Lesson 1268 of 2116
Closing Out Stale Feature Flags with an LLM Sweep
Using an LLM to find feature flags that are 100% on, 100% off, or unused — and to draft the cleanup PRs.
Lesson map
What this lesson covers
Learning path
The main moves in order
- 1The premise
- 2Using AI to Plan Feature Flag Rollouts and Cleanups
- 3The premise
- 4AI and stale feature toggle cleanup
Concept cluster
Terms to connect while reading
Section 1
The premise
Feature flags accumulate silently; an LLM with flag telemetry plus the codebase can draft the cleanup PRs nobody has time to write.
What AI does well here
- Identify flags fully ramped or fully off for >30 days
- Draft a PR removing the dead branch and the flag definition
- Spot flags whose name no longer matches the gated behavior
- Flag flags that gate untested code paths
What AI cannot do
- Know whether a flag is being held open intentionally for rollback
- Tell which flags belong to which team without ownership data
- Decide which flags are still safety-critical kill switches
Key terms in this lesson
Section 2
Using AI to Plan Feature Flag Rollouts and Cleanups
Section 3
The premise
AI can speed up flag rollout planning and stale-flag cleanup, but the kill criteria still belong to humans.
What AI does well here
- Draft a staged rollout plan with percentage gates and metrics to watch.

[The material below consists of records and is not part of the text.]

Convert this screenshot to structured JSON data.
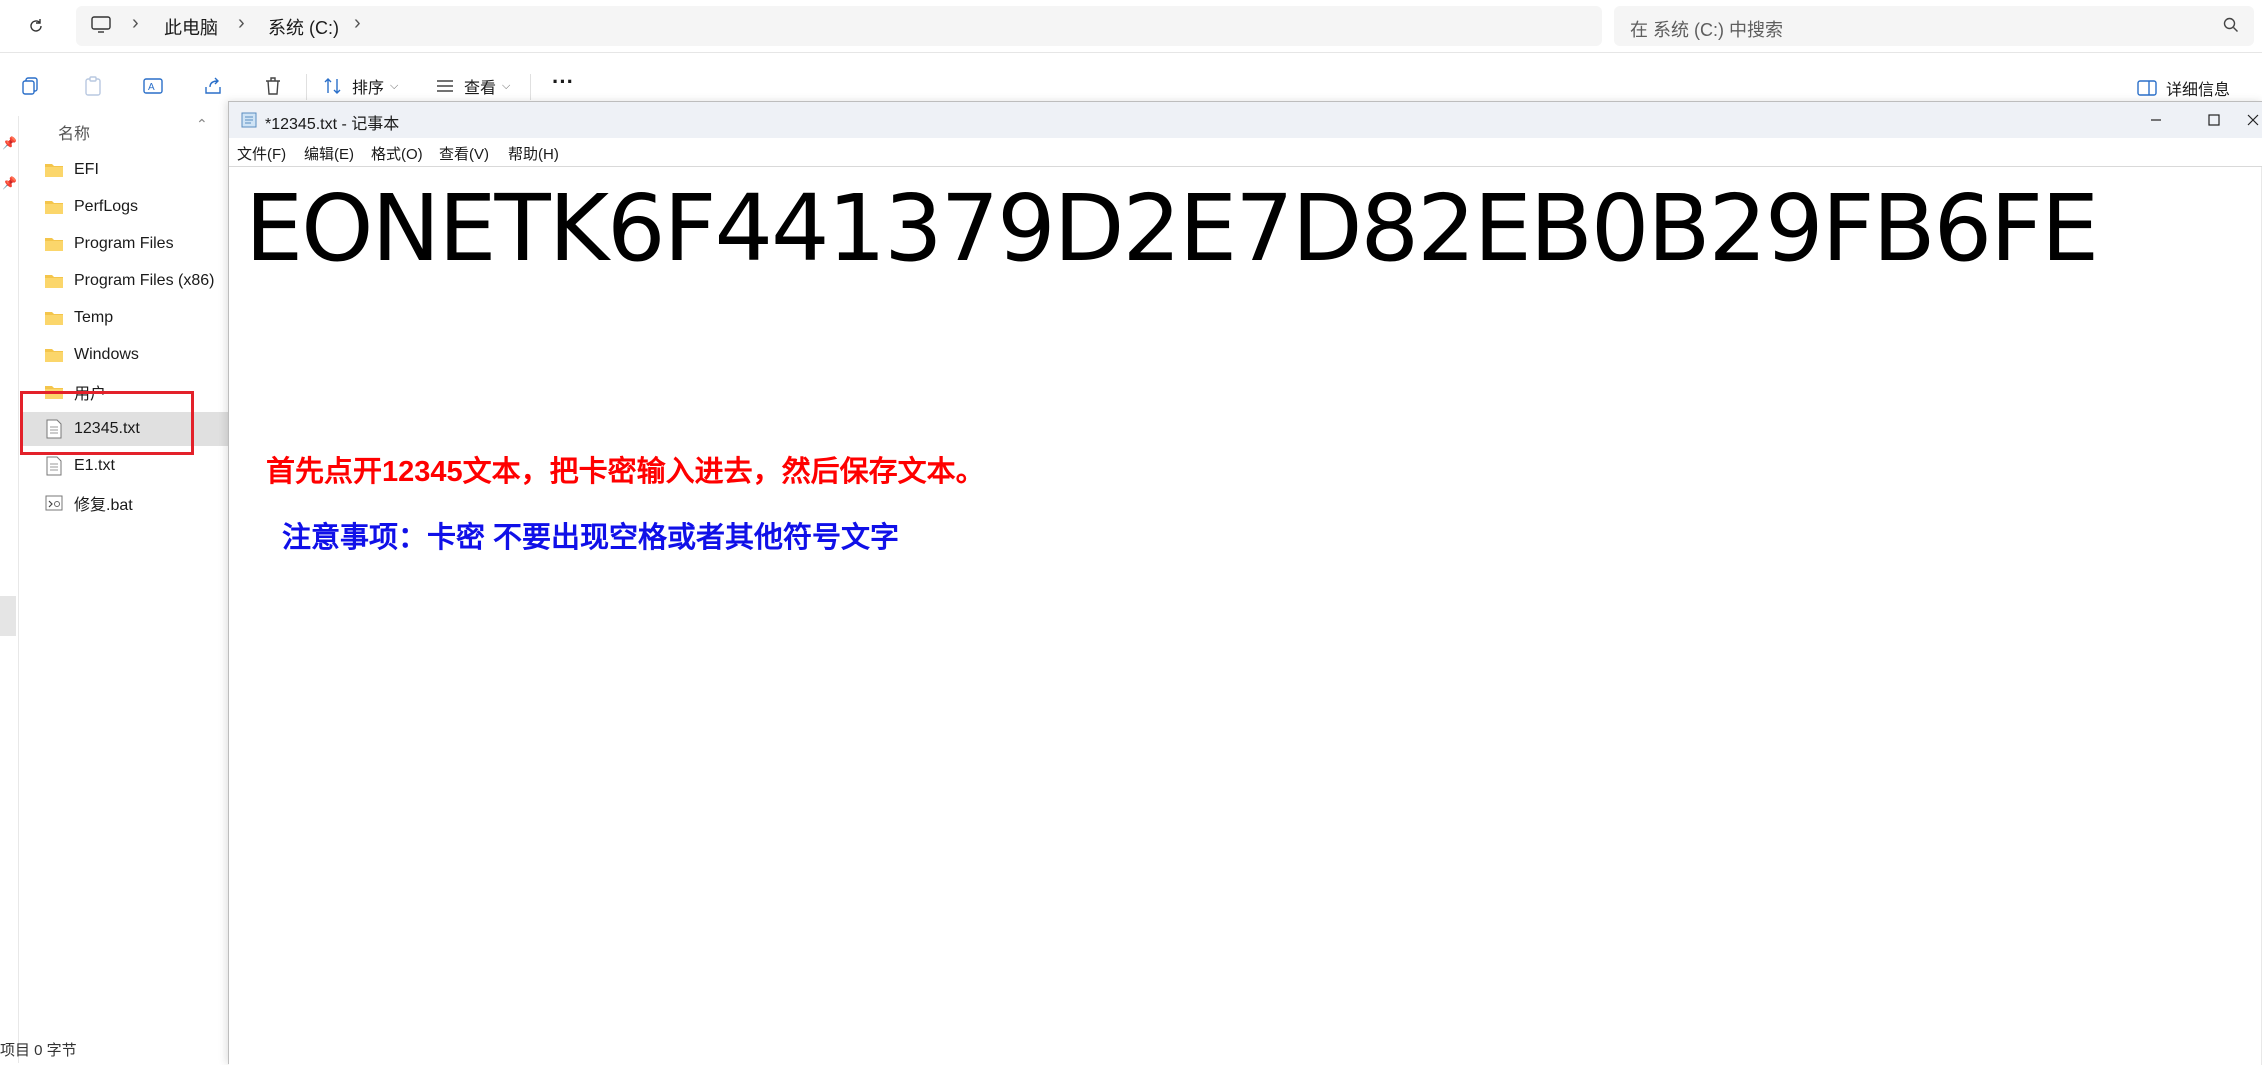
{
  "address_bar": {
    "crumbs": [
      "此电脑",
      "系统 (C:)"
    ],
    "search_placeholder": "在 系统 (C:) 中搜索"
  },
  "command_bar": {
    "sort_label": "排序",
    "view_label": "查看",
    "more_label": "···",
    "details_label": "详细信息"
  },
  "file_list": {
    "column_name": "名称",
    "items": [
      {
        "name": "EFI",
        "type": "folder"
      },
      {
        "name": "PerfLogs",
        "type": "folder"
      },
      {
        "name": "Program Files",
        "type": "folder"
      },
      {
        "name": "Program Files (x86)",
        "type": "folder"
      },
      {
        "name": "Temp",
        "type": "folder"
      },
      {
        "name": "Windows",
        "type": "folder"
      },
      {
        "name": "用户",
        "type": "folder"
      },
      {
        "name": "12345.txt",
        "type": "txt",
        "selected": true
      },
      {
        "name": "E1.txt",
        "type": "txt"
      },
      {
        "name": "修复.bat",
        "type": "bat"
      }
    ],
    "status": "项目   0 字节"
  },
  "notepad": {
    "title": "*12345.txt - 记事本",
    "menu": [
      "文件(F)",
      "编辑(E)",
      "格式(O)",
      "查看(V)",
      "帮助(H)"
    ],
    "content_key": "EONETK6F441379D2E7D82EB0B29FB6FE",
    "instruction_red": "首先点开12345文本，把卡密输入进去，然后保存文本。",
    "instruction_blue": "注意事项：卡密 不要出现空格或者其他符号文字"
  },
  "colors": {
    "highlight_box": "#e3212a",
    "instruction_red": "#ff0000",
    "instruction_blue": "#1010e8",
    "folder_yellow": "#f4c54b"
  }
}
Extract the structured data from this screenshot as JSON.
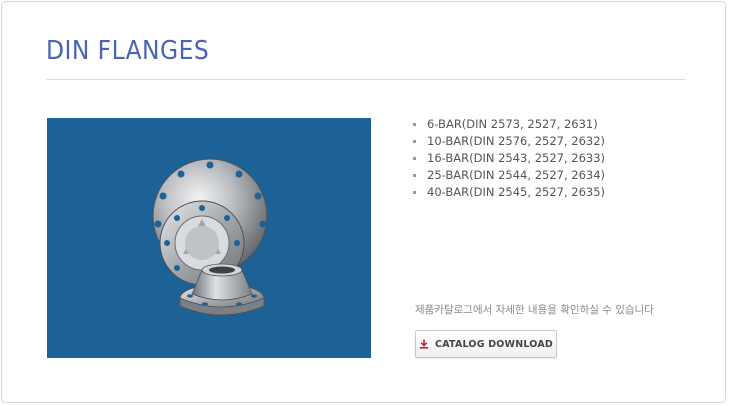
{
  "page": {
    "title": "DIN FLANGES"
  },
  "product_image": {
    "description_icon": "flange-photo",
    "background_color": "#1c6296"
  },
  "specs": [
    " 6-BAR(DIN 2573, 2527, 2631)",
    "10-BAR(DIN 2576, 2527, 2632)",
    "16-BAR(DIN 2543, 2527, 2633)",
    "25-BAR(DIN 2544, 2527, 2634)",
    "40-BAR(DIN 2545, 2527, 2635)"
  ],
  "notice": "제품카탈로그에서 자세한 내용을 확인하실 수 있습니다",
  "catalog_button": {
    "label": "CATALOG DOWNLOAD",
    "icon": "download-icon",
    "icon_color": "#c0272d"
  },
  "colors": {
    "title": "#4a63b4",
    "text": "#555555"
  }
}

- Scan a repo for flags older than N days and group them by owner.
- Generate cleanup PR descriptions referencing the original ticket.
What AI cannot do
- Decide acceptable error rates for your specific business domain.
- Confirm that downstream consumers have actually migrated off a flag.
Section 4
AI and stale feature toggle cleanup
Section 5
The premise
Flags meant to be temporary outlive their purpose; LLMs identify which are safe to remove.
What AI does well here
- List all flag references and group by likely status
- Generate the cleanup PR with both branches collapsed
What AI cannot do
- Confirm a flag is actually fully rolled out in every environment
- Approve removal in regulated paths
Understanding "AI and stale feature toggle cleanup" in practice: AI-assisted coding shifts work from syntax recall to design thinking — models handle boilerplate so you focus on architecture. Find and safely remove flag-controlled dead code with LLMs — and knowing how to apply this gives you a concrete advantage.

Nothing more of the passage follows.